The federal agency’s report showed initial jobless claims, a gauge of new layoffs, increased by 28,000 to a seasonally adjusted 385,000 during the week ended March 30, representing a four-month high for the figure. Economists were expecting claims to drop to 350,000 from an unrevised 357,000 the week prior.
A Labor Department spokesman said that the Easter holiday and spring break vacations make it difficult to make seasonal adjustments. This could have an impact on upcoming revisions.
The four-week moving average, a less-volatile measure of jobless trends, increased 11,250 from and unrevised 343,000 the week earlier. It was a four-week high for the closely watched on-month average.
The total number of people claiming benefits in all programs, which are reported at a three-week lag, was 5,288,614 for the week ending March 16. This was a decrease of 167,165 from the previous week. Compared to the same week in 2012, the latest figure was lower by 1.76 million.
ADP’s Wednesday report on hiring in the private sector showed that 158,000 new jobs were added in March, following an upwardly revised 237,000 number in February. January’s total was revised down to 177,000 from an original 215,000 estimate. ADP’s estimates are subject to stark revisions, but it will take a huge (and unlikely) upward revision reverse the idea that hiring grinded to a much slower pace in the final month of the first quarter. March’s figure was the smallest since October and well below economist expectations.

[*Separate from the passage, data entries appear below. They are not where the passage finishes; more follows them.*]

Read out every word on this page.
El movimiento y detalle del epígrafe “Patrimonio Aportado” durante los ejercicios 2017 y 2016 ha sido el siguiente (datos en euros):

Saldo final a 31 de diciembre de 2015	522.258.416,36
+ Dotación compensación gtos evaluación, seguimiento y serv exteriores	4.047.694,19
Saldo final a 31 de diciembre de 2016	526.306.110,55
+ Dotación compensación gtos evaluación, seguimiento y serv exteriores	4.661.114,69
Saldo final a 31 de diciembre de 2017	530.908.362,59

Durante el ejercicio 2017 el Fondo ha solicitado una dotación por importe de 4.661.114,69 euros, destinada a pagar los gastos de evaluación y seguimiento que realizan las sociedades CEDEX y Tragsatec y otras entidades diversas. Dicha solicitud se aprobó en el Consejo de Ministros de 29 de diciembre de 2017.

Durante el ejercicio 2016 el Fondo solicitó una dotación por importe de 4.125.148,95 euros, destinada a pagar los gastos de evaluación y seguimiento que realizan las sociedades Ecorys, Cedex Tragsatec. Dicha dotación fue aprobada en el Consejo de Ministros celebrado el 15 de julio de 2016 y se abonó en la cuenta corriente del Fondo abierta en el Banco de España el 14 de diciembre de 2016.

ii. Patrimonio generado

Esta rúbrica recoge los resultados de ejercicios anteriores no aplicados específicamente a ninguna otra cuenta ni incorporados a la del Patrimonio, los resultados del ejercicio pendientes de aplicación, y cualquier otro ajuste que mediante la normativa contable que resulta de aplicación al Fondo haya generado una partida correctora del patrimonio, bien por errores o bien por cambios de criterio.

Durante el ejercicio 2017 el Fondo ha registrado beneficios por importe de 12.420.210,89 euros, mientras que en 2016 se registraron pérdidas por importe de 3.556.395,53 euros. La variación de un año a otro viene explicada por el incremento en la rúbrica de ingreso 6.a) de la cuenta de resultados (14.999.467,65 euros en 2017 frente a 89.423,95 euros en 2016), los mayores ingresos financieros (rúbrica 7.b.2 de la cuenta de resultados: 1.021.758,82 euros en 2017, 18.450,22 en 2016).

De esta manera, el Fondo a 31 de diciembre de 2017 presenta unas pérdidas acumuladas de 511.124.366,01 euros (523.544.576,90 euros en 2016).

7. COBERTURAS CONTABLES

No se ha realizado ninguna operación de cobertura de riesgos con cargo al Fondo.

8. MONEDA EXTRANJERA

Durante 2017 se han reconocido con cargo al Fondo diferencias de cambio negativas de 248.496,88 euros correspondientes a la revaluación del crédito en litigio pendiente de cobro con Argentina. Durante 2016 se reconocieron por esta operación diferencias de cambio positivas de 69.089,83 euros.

If there was a silver lining in the ADP report, it was that hiring was distributed evenly among all industries, with the exception of construction which added zero jobs for March after averaging 29,000 new hires from December through February. The March drop was attributed to slowness after increased efforts to rebuild after the destruction of Hurricane Sandy last year.
The two reports may have set precedent for the upcoming Labor Department non-farm payroll report on Friday that contains the latest unemployment rate. Economists are expecting the unemployment rate to be flat in March from its 7.7 percent reading in February.
Investors were a little giddy first thing this morning after the Bank of Japan unveiled an aggressive plan of monetary easing, including a large government bond-buying program. Futures pointed north early, but following the report on first time jobless claims, a slow slide back towards the red has happened. About 1 PM Eastern, the Dow (-7), S&P 500 (-1) and Nasdaq (–7) were all lower on the day.